中国人権「深刻な懸念」、衆院が決議採択 北京五輪直前
「中国」名指しはせず

衆院は1日の本会議で、中国政府による新疆ウイグル自治区やチベットなどでの人権状況に懸念を表明する決議を与党と立憲民主党、日本維新の会などの賛成多数で採択した。4日の北京冬季五輪の開幕を前に、与党と主要な野党が足並みをそろえて人権を重視する姿勢を示す狙いが ある。
決議は香港や南モンゴル(内モンゴル自治区)も挙げ「深刻な人権状況への懸念が示されている」と明記した。「力による現状変更を国際社会に対する脅威と認識する」とも強調した。
中国を念頭に「国際社会が納得するような形で説明責任を果たすよう強く求める」と訴えた。
自民党は野党の賛成を得るため、中国を名指しして批判するのは避けた。「非難」という文言も盛り込まなかった。人権を巡る実態については「人権侵害」でなく「人権状況」と表現した。
日本政府にも「国際社会と連携して深刻な人権状況を監視し、救済するための包括的な施策を実施すべきだ」と呼びかけた。人権問題は国際社会の正当な関心事項であり「一国の内政問題にとどまるものではない」と唱えた。
岸田文雄首相は首相官邸で記者団に「普遍的な価値観や人権を大事にする政策や外交を進めたい」と述べた。決議を「しっかり受け止める」と話した。
与党は全会一致を目指したが、れいわ新選組は決議に賛成しなかった。れいわ新選組は声明を発表し「人権侵害を行う国にはそれがどこであれ最も厳しく、はっきりした表現で指摘し、改善を求めなければならない」と指摘した。
松野博一官房長官は1日の記者会見で「人権をはじめとした普遍的価値が中国において保障されることが重要だ」と語った。「日本の立場はこれまでも様々なレベルで中国側に直接働きかけている」と説明した。

決議を巡っては自民党内で北京冬季五輪の開幕前に採択すべきだとの意見が強まっていた。自民党は当初、決議で「中国」を明示し「人権侵害非難」といった表現を用いる検討をしていた。これらを削除した背景には公明党への配慮がある。
公明党は結党時の1964年に日中国交正常化を掲げるなど中国との関係が歴史的に深い。自民党は2021年の通常国会でも中国の人権侵害を非難する決議を採択しようとしたものの断念した経緯がある。このときも公明党との調整難航が理由だった。
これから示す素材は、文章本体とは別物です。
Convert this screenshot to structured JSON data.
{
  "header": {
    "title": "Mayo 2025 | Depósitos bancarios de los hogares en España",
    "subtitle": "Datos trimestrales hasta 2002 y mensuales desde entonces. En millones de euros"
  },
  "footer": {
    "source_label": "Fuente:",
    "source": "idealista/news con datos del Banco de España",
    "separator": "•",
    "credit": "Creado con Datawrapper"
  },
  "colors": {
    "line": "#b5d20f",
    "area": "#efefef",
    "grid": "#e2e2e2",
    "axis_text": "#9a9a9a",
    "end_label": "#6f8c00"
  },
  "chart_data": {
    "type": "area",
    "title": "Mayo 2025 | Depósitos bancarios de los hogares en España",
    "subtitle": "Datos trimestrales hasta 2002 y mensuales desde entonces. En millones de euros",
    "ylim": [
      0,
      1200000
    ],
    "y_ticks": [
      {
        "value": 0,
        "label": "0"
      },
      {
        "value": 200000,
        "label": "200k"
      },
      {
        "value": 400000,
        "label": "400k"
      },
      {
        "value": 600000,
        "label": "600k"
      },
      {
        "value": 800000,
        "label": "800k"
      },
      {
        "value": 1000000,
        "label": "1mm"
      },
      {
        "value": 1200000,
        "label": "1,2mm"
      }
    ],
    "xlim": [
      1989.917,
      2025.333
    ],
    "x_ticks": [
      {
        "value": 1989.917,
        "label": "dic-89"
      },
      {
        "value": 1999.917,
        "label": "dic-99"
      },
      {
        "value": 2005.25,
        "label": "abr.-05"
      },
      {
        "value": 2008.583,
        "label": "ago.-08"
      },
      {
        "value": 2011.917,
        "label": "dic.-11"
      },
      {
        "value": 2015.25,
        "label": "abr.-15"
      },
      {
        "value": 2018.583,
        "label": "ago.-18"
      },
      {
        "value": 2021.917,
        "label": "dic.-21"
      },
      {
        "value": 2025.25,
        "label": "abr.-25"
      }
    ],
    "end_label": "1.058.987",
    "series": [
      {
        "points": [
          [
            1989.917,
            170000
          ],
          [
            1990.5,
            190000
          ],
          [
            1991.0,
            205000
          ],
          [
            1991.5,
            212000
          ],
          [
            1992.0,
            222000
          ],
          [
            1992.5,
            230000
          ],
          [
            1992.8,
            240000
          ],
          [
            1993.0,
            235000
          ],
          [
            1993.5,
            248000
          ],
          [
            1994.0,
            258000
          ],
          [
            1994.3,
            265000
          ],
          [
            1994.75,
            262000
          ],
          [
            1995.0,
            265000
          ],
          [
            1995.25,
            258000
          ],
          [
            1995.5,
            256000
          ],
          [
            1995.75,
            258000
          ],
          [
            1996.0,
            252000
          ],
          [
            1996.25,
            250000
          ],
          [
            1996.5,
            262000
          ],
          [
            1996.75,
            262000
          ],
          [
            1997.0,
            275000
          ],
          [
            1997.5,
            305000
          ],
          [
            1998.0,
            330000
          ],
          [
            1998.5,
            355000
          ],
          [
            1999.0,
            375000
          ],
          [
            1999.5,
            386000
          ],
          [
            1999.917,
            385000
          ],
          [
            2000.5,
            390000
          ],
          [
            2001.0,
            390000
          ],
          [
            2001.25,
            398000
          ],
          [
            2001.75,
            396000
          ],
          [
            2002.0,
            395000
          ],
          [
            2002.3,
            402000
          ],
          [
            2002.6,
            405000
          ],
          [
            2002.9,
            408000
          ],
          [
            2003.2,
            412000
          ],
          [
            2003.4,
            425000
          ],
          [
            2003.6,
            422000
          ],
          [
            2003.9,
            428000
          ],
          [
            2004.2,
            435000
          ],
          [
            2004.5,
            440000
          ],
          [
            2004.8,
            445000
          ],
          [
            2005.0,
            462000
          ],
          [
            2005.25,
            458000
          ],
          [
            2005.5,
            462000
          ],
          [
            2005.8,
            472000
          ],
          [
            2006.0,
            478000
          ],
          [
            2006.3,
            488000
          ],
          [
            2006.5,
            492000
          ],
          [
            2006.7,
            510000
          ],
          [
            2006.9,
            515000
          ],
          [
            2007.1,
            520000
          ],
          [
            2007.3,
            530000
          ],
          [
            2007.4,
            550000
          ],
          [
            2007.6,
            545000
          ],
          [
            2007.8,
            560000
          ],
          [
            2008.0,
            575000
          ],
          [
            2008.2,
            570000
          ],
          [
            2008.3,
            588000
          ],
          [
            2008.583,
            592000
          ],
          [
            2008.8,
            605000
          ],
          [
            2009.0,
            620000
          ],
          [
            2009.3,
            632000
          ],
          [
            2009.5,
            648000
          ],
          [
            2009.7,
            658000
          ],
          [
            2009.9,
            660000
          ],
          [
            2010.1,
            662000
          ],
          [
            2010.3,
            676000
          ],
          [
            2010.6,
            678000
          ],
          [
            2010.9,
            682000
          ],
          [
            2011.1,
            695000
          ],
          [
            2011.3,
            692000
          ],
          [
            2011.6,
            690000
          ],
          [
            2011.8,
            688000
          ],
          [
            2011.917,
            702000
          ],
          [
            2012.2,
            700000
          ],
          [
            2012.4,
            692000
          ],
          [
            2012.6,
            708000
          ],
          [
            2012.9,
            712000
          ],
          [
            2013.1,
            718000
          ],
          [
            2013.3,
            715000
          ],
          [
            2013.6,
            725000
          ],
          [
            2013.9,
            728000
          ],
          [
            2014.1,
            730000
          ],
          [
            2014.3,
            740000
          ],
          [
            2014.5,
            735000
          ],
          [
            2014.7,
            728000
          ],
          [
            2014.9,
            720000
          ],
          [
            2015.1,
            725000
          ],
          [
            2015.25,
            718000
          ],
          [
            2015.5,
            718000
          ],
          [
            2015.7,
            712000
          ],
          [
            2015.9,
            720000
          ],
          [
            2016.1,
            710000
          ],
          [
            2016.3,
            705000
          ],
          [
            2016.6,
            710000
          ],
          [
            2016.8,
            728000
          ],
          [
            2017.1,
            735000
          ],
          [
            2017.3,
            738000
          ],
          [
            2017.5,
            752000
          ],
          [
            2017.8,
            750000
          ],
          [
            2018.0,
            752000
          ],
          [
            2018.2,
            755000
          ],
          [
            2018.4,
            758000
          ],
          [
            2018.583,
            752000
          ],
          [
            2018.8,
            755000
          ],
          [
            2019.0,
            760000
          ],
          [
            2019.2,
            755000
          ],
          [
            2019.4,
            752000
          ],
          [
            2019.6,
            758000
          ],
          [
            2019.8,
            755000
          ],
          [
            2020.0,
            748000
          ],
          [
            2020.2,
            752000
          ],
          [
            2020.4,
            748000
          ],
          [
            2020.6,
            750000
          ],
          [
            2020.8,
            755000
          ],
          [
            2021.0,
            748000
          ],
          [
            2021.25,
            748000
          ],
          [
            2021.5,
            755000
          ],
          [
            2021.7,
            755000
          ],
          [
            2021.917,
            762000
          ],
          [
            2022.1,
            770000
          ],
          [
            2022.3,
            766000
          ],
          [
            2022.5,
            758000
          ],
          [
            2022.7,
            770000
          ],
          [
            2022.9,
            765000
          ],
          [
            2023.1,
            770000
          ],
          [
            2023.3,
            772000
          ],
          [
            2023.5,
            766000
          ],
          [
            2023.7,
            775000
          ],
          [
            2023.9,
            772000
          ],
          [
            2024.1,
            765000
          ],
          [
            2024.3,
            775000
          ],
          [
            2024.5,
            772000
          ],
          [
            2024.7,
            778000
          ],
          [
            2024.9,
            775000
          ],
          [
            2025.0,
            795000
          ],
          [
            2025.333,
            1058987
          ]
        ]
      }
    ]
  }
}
国会決議は全会一致を原則とする。自民党内には「中国を非難する姿勢を明確にすべきだ」との声も出ていたが、五輪開幕前に採択するには文言修正はやむを得ないと判断した。
中国を名指して非難した国会決議に、中国が沖縄県・尖閣諸島を含む東シナ海上空に防空識別圏を設定した13年の例はある。与野党で対中政策に温度差がある以上、全会一致で中国を非難する決議はハードルが高い。
米欧は中国の人権侵害を非難する姿勢を明確にしてきた。
米国務省は21年3月、世界の人権状況に関する報告書をまとめた。バイデン政権の公式見解としてウイグルでの弾圧をジェノサイド(民族大量虐殺)と認定した。
「中国政府が計画した組織だった暴力であり、ジェノサイドに該当する」。フランス国民議会(下院)も今年1月、中国での人権弾圧についての決議で中国を明示して批判した。
岸田文雄首相は人権外交を政権の優先課題の一つに掲げる。21年11月には中谷元・元防衛相を国際人権問題担当の首相補佐官に任命した。
米欧主要国には人権侵害を理由にして外国当局者に制裁を科す「マグニツキー法」がある。日本でも法整備の機運はあるものの政府内で具体的な議論は進んでいない。